Tag: restaurants

  • One More Meal at Eslava

    One More Meal at Eslava

    The rhythm of my month in Seville hasn’t been what I’d call consistent. During the first two weeks, I wanted to see and eat everything. In the third week, I settled into a more domestic routine, buying groceries and eating at home. Now, in this final stretch, I’m asking myself: Have I done enough? And what, from past trips, feels worth revisiting?

    That’s how I ended up dining last night at Espacio Eslava, one of Seville’s most celebrated restaurants. I’d been there before—in 2019, with my parents, on their first night in the city, just before my wedding. We did a tasting menu, as I recall. This time, the experience felt more casual; I ordered à la carte.

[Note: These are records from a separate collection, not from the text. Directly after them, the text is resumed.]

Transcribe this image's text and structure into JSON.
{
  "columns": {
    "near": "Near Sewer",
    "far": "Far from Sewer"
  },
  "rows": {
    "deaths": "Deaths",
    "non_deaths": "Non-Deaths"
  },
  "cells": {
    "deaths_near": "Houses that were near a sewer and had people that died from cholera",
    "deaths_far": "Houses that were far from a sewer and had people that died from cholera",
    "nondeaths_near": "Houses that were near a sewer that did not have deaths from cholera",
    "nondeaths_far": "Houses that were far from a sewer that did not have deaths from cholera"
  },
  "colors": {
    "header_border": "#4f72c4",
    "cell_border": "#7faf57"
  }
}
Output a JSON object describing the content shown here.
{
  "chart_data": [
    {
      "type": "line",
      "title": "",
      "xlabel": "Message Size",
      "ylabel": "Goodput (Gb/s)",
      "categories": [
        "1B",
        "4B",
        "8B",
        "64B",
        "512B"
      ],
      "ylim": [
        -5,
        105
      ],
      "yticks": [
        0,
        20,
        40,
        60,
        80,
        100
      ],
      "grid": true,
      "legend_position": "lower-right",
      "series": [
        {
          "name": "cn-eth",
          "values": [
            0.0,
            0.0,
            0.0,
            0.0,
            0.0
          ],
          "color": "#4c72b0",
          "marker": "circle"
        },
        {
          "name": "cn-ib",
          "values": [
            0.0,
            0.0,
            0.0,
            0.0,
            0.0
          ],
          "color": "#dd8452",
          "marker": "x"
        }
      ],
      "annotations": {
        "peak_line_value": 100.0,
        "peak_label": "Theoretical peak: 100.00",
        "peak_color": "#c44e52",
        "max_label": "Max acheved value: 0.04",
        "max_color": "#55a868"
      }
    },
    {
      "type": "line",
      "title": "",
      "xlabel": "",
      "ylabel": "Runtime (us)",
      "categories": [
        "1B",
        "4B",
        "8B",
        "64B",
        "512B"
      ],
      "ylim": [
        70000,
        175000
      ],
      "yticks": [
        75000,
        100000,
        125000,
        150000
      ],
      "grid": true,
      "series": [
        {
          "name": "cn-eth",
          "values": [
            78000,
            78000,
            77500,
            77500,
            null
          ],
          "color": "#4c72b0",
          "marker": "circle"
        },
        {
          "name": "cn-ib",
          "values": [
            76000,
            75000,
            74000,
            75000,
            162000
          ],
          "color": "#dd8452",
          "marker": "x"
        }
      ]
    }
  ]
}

    Eslava helpfully features a “greatest hits” section on its menu, and I deferred to my waiter’s judgment—both in selecting the best dishes and in determining how much a solo diner should order. I started with the cigarro para Bécquer: a crispy brick pastry shell shaped like a cigar, filled with a savory mixture of cuttlefish, algae, and a creamy black squid-ink béchamel. Then came another of the restaurant’s classics, a slow-cooked egg yolk served atop a mushroom sponge cake. I’ve had croquetas before, but Eslava’s pork and beef versions are something special—perfectly breaded, with exceptionally rich, well-seasoned fillings. Eslava remains a place where both the food and the service stand out.

    I haven’t ordered dessert once while in Seville, unless you count the gelato cone I felt obligated to buy while escaping the rain. But at Eslava, I couldn’t resist the helado de queso viejo (aged cheese ice cream). It was rich and unmistakably cheesy, yet still sweet enough to qualify as dessert.

    Before dinner, I took a long walk, wanting to take in as much of Seville’s atmosphere as possible before heading back to New York on Saturday. Near the restaurant, I stopped into two holy places: the Church of San Lorenzo and the adjacent Basílica de Jesús del Gran Poder. The former houses stunning chapels maintained by Seville’s Catholic fraternities; the latter is home to a famous sculpture of Christ carrying the cross, created in 1620 by Juan de Mesa, an artist from Córdoba.

    A spacious plaza lies just outside the churches—a wonderful place to sit, watch passersby, and digest after a great meal.

  • ConTenedor: Still a Favorite in Seville

    ConTenedor: Still a Favorite in Seville

    Living in New York, I’m used to businesses turning over quickly. Every time I return to Chelsea, where I had my first apartment, the stores and restaurants seem completely different—old favorites gone, new ones taking their place.

    I’m grateful that Seville hasn’t changed too much since my last visit in 2019. I’m especially relieved that my favorite restaurant, ConTenedor, is still open and very much thriving. Located on the northern edge of Seville’s historic center, it offers a memorable “slow food” experience. Long, leisurely dinners may be easiest with a group—as they were on previous trips with my husband, Donald, and my parents—but the staff have made me feel just as welcome during my two recent solo meals.

    The interior is contemporary yet warm. There’s no fixed menu; instead, a server brings a large chalkboard to your table listing the dishes of the day, sometimes perched atop a chair (or two). The wine list is impressive, and the staff are genuinely happy to make recommendations.

    After nearly two weeks of indulging in classic but predictable local staples—jamón ibérico, salmorejo, fried fish—ConTenedor feels refreshing, offering deeply rooted regional cooking with a creative, modern twist.

    When I visited last week, I over-ordered. Craving vegetables—which can be surprisingly hard to find on Sevillian menus—I chose a hearty salad of sweet potato and bitter greens alongside a crunchy rice with duck. I felt guilty leaving part of my entrée uneaten.

    Last night’s meal was even better—and more surprising. I began with a tomato and mango tartare over ajoblanco, an Andalusian garlic soup, followed by black cuttlefish rice with shrimp and an algae sauce. The sauce’s vivid blue color was a shock, unlike anything I’d ever encountered on a plate. (“Is that glitter?” Donald asked after I sent him a photo. “That doesn’t look appetizing,” my mom said.”) One bite quickly put any doubts to rest. It tasted like the sea and, like everything else ConTenedor serves, very fresh.